If you look up the term "camp counselor" on Urban Dictionary you will find a picture of me with my Chacos strapped securely on my feet, a pair of exercise shorts on, and a ratty t-shirt from my days of traveling soccer tournaments. Also, I will probably be in the middle of the 100-hour-no-shower challenge and burnt like a crisp (no matter how much sunscreen I slathered on before our creek hike the day before). I am a thorough-bread camp counselor and thrive in situations that demand the control of 12 nine-year-olds. I believe Egg McMuffins (affectionately called GEVMcMuffins at my camp) taste better when they're made over a camp-fire I started after dragging myself out of bed at 6:15 am. And constant sun exposure is my method of getting rid of my acne from Memorial Day until the middle of August.
There is no other way I would prefer to spend my summer. And, not to toot my own trumpet, but I am a decent camp counselor (my biggest pitfall is that I need fire-starters my dad makes to start my campfires...). I had campers poop themselves, took care of a camper who had a nail go through their shoe, and kept truckin' with my fire-made spaghetti after I poured boiling water all over my hand (pro-tip, don't try to move a hot pan with a wet kitchen mitt, is that what they're called? Kitchen mitts?). As a camp counselor you low-key feel like there is always impending doom. I mean, you are in charge of 7-10 children for six days, the likelihood of disaster is pretty dang high. And I felt prepared for whatever would come my way each and every week. But, sometimes things happen that you just cannot make up.
My camp has a cabin that is notorious for having a family of bats frequent it. We are vigilant with bat control and typically it is controlled enough that a group of campers can stay there for the week. Of course, the week I was put in the program with said bat cabin, the bats were ever-present. I got lucky that week and got to stay the week in one of our brand-new cabins that have extra beds. My best camp friend, though, was not as fortunate. She was assigned the bat cabin.

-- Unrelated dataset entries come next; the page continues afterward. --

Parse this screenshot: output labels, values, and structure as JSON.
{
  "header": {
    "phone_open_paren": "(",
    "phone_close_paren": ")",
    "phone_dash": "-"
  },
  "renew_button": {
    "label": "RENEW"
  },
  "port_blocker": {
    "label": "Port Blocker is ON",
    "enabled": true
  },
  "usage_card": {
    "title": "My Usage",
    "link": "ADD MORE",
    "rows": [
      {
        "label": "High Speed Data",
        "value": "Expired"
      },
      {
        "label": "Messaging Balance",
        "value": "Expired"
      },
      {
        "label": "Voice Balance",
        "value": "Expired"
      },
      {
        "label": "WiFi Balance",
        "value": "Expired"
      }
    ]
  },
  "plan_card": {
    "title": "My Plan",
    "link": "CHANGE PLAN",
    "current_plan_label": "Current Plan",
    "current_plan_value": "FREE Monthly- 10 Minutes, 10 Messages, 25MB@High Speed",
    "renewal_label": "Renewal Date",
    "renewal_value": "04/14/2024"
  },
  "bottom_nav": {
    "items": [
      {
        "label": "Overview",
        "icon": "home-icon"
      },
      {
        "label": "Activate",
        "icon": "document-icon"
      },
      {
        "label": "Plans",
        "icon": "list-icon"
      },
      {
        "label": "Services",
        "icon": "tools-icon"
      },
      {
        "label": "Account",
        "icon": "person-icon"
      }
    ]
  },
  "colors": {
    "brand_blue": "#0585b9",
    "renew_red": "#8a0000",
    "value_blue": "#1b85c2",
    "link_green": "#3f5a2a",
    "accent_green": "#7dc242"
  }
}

Typically I try to have my campers settled in and asleep by 10:30ish (in all reality, it tends to be around 11). One night I felt the relief that is campers finally stopping their incessant interrogation about my love life and rolled over to feel the sweet, sweet relief of sleep. And all of a sudden I hear the door to my cabin bang open. I thought it was just a camper being annoying and running to the bathroom in the room next door so I rolled over while simultaneously rolling my eyes. But, my rest was interrupted by the footsteps of ten people rushing into my cabin. I sat up, extremely confused (more-so than when I was in Pre-Calc, so, a lot) to my bat cabin friend giving me the look of desperation counselors don when disaster strikes. She quickly told me that the bats had not vacated the cabin as we had thought so she and her campers would be spending the night with my campers. This would have been fine if their cabin would have had one less person, but it turned out my cabin was short a bed. So we punted and my friend hung a hammock between beds to sleep in. The next morning the campers and I (we had the hammock hanging from our beds) carefully and strategically got out of bed so no beds would fall or hammocks would collapse. All was well and we went on our merry way.

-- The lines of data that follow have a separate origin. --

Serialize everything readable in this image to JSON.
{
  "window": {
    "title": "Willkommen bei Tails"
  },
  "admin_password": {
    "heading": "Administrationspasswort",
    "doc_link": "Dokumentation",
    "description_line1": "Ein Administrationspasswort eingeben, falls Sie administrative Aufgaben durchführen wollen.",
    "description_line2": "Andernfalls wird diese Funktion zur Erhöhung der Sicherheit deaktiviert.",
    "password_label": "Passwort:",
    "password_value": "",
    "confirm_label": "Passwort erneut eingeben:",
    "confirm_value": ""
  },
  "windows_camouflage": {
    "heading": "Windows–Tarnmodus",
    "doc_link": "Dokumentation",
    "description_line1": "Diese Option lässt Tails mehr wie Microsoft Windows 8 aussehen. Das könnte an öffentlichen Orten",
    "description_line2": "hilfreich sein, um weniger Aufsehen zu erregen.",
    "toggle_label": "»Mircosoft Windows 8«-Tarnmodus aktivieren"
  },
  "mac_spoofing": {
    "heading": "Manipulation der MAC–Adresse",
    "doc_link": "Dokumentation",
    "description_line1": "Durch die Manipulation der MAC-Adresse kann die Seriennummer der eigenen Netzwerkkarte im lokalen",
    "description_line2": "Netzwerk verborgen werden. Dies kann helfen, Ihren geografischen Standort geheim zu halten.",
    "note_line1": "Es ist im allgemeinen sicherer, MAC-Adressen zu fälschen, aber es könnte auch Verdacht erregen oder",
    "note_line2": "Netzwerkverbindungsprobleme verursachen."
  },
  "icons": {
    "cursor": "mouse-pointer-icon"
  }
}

During each day, ideally, we have "cabin time" in which campers can just chill in the cabin doing whatever they please (aka nap-time for me). I collapsed on my bed and murmured something about my campers asking my permission to fill up their water bottles and dozed off into the light sleep of the camp counselor variety. The next thing I know my battery-powered alarm clock was going off and I got up to turn it off before it gave me more of a headache than not having my two cups of coffee that morning gave me. Now, if you're smarter than I am, which I'm positive most of you are, you will know that this is the exact moment everything went to shit. As I stand up I hear a collective gasp from my campers and feel a thwack of solid wood on my head and the crash of an entire bunk bed hitting the fake-wood floor. I sat up dazed and was met with the awe-struck faces of my campers. And this was the moment I knew I was not as prepared for the disasters that ensue at camp: sitting in the middle of a bunk bed with ten ten year olds staring back at me.

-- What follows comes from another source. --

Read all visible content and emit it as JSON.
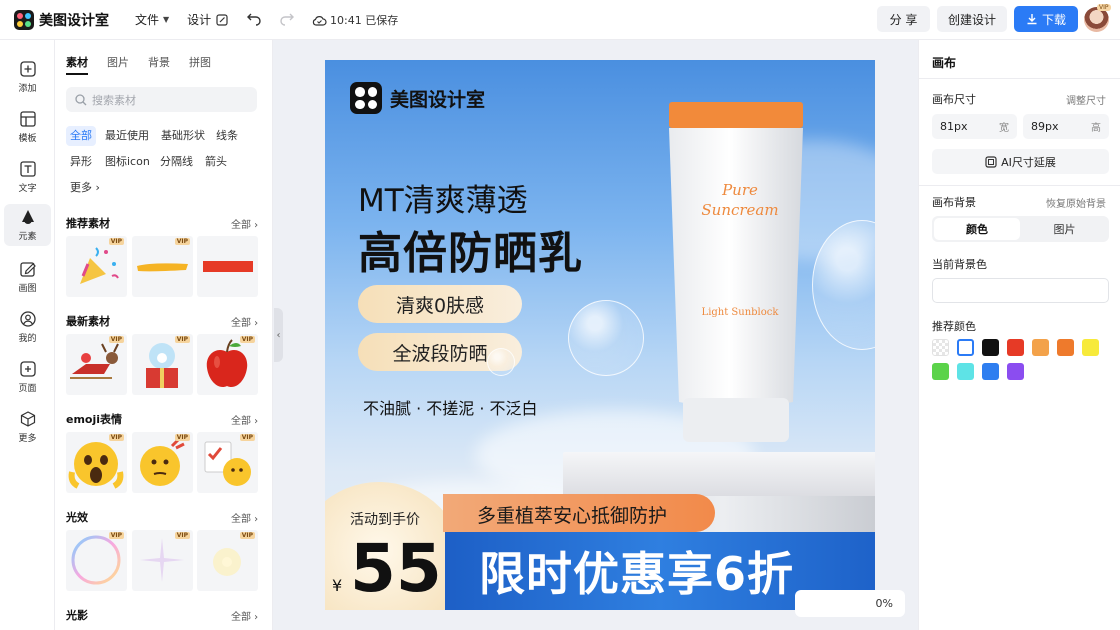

Immediately I went into crime-scene-cleanup-mode (not that I've ever done that purposefully, I just watch a lot of Criminal Minds) instructing my campers to not speak about this incident to anyone else (the only situation in which I would tell them to say that) until I knew if I could get fired for almost knocking myself out with a bunk bed and enlisted the strongest ten-year-old to help me get the bunk bed on its feet again. Then I herded everyone out of the cabin and to the deck where we were supposed to be three minutes prior. I saw another counselor glance up with me with an arched eyebrow, likely because they figured I overslept during cabin time.
But, let's be honest, no one would have guessed the actual reason for my three-minute--lateness to our afternoon hike.